Elle fut entendue en date du même jour par un agent du service de police judiciaire, section police des étrangers et des jeux, de la police grand-ducale, sur son identité et l’itinéraire suivi pour venir au Luxembourg.

Elle fut en outre entendue le 24 octobre 2002 par un agent du ministère de la Justice sur les motifs à la base de sa demande d’asile.

Par une première décision rendue en date du 31 octobre 2002 par le ministre de la Justice, la demande d’asile de Madame … avait été déclarée manifestement infondée au sens de l’article 9 de la loi modifiée du 3 avril 1996 portant création 1) d’une procédure relative à l’examen d’une demande d’asile ; 2) d’un régime de protection temporaire. A la suite de l’introduction d’un recours gracieux à l’encontre de ladite décision, le ministre a confirmé celle-ci le 19 décembre 2002. Le tribunal administratif, sur recours contentieux, a annulé les décisions précitées des 31 octobre et 19 décembre 2002, jugement qui a été confirmé, sur appel, par la Cour administrative le 3 avril 2003, au motif que contrairement à ce qui avait été retenu par le ministre de la Justice, Madame … a fait état de faits et raisons personnels suffisamment précis pour tomber dans le champ d’application de la Convention de Genève.

Par une nouvelle décision rendue par le ministre de la Justice le 30 avril 2003, notifiée par lettre recommandée le 13 mai 2003, le ministre de la Justice informa Madame … que sa demande d’asile avait été refusée sur base de l’article 11 de la loi précitée du 3 avril 1996.

Cette décision est libellée comme suit :

« Il résulte de vos déclarations, que vous auriez quitté votre domicile à cause « de la nationalité », c’est à dire que vous auriez eu des provocations, des insultes et des menaces de la part des Serbes habitant au Monténégro. On vous aurait dit de déménager. On aurait essayé de vous violer, vous ne donnez pas de précisions. Vous auriez peur de « la nation des Serbes » et de la « religion serbe ».

Vous précisez également avoir quitté le Monténégro à cause de la situation économique. Vous y seriez sans emploi et sans moyens d’existence. Vous auriez peur de la « crise ».

Enfin, vous admettez ne pas être membre d’un parti politique et ne pas avoir d’activités politiques.

Concernant la situation particulière des ressortissants de confession musulmane au Monténégro, je souligne que la reconnaissance du statut de réfugié politique n’est pas uniquement conditionnée par la situation générale du pays d’origine, mais aussi et surtout par la situation particulière du demandeur d’asile, qui doit établir, concrètement, que sa situation individuelle est telle qu’elle laisse supposer une crainte justifiée de persécution au sens de la Convention de Genève.

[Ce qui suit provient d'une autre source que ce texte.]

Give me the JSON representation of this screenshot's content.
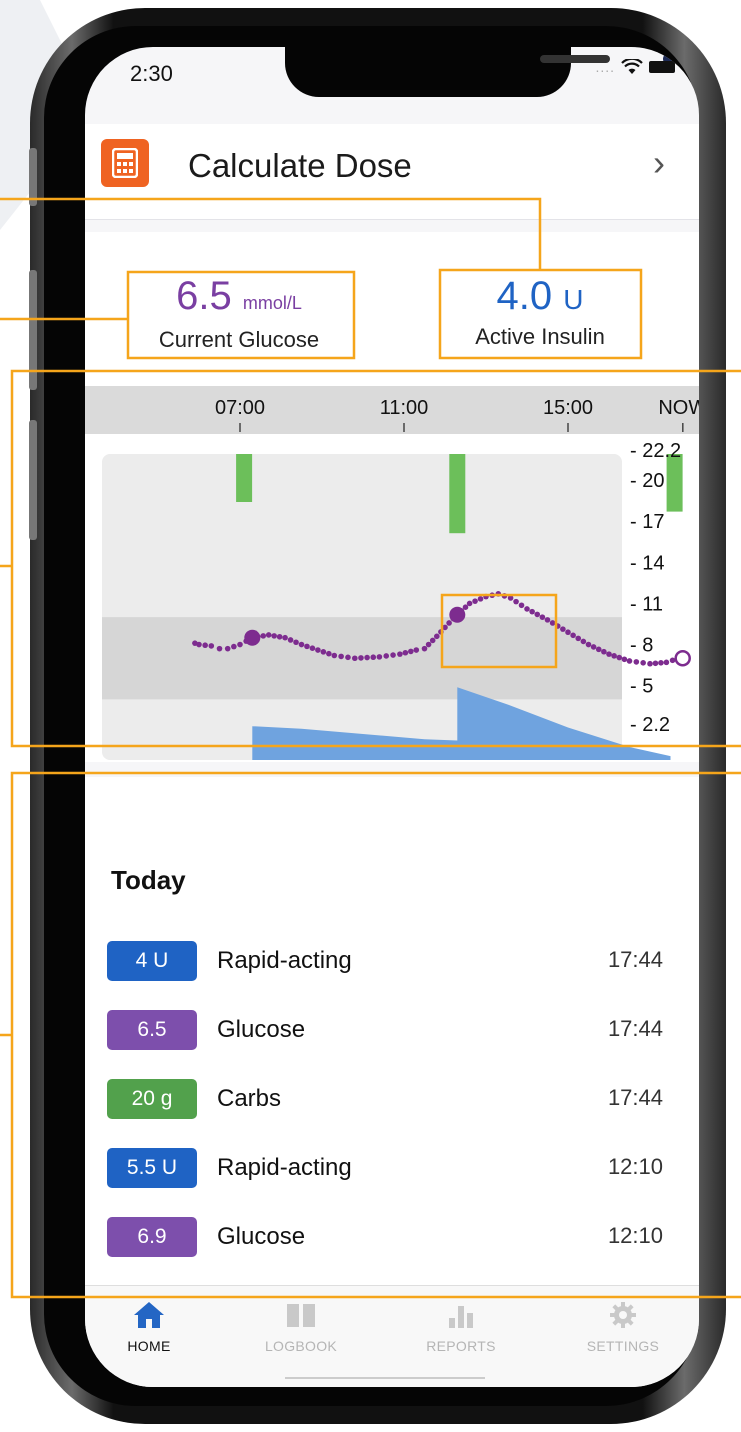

Or, il ne résulte pas de vos allégations, qui ne sont d’ailleurs corroborées par aucun élément de preuve tangible, que vous risquiez ou risquez d’être persécutée dans votre pays d’origine pour un des motifs énumérés par l’article 1er, A., §2 de la Convention de Genève.

Ainsi, les provocations, les insultes et menaces ne sont pas d’une gravité telle à constituer à elles seules une crainte justifiée de persécution selon la Convention de Genève, mais traduisent plutôt un sentiment général d’insécurité qu’une crainte de persécution. Il en va de même de votre peur de la « nation des Serbes » et de la « religion serbe ». Un sentiment général d’insécurité ne constitue pas une crainte justifiée de persécution au sens de la Convention de Genève.

A cela s’ajoute que des groupements de Serbes ne sauraient être considérés comme agents de persécution au sens de la prédite Convention. Il faut également relever que la région de Berane dont vous êtes originaire et où vous résidez est majoritairement peuplée par des musulmans.

La situation économique actuelle au Monténégro ne constitue certainement pas un acte de persécution, et ne rentre pas dans le cadre d’un motif de persécution prévu par la Convention de Genève de 1951. Un tel motif ne saurait fonder une demande d’asile politique au sens de la prédite Convention.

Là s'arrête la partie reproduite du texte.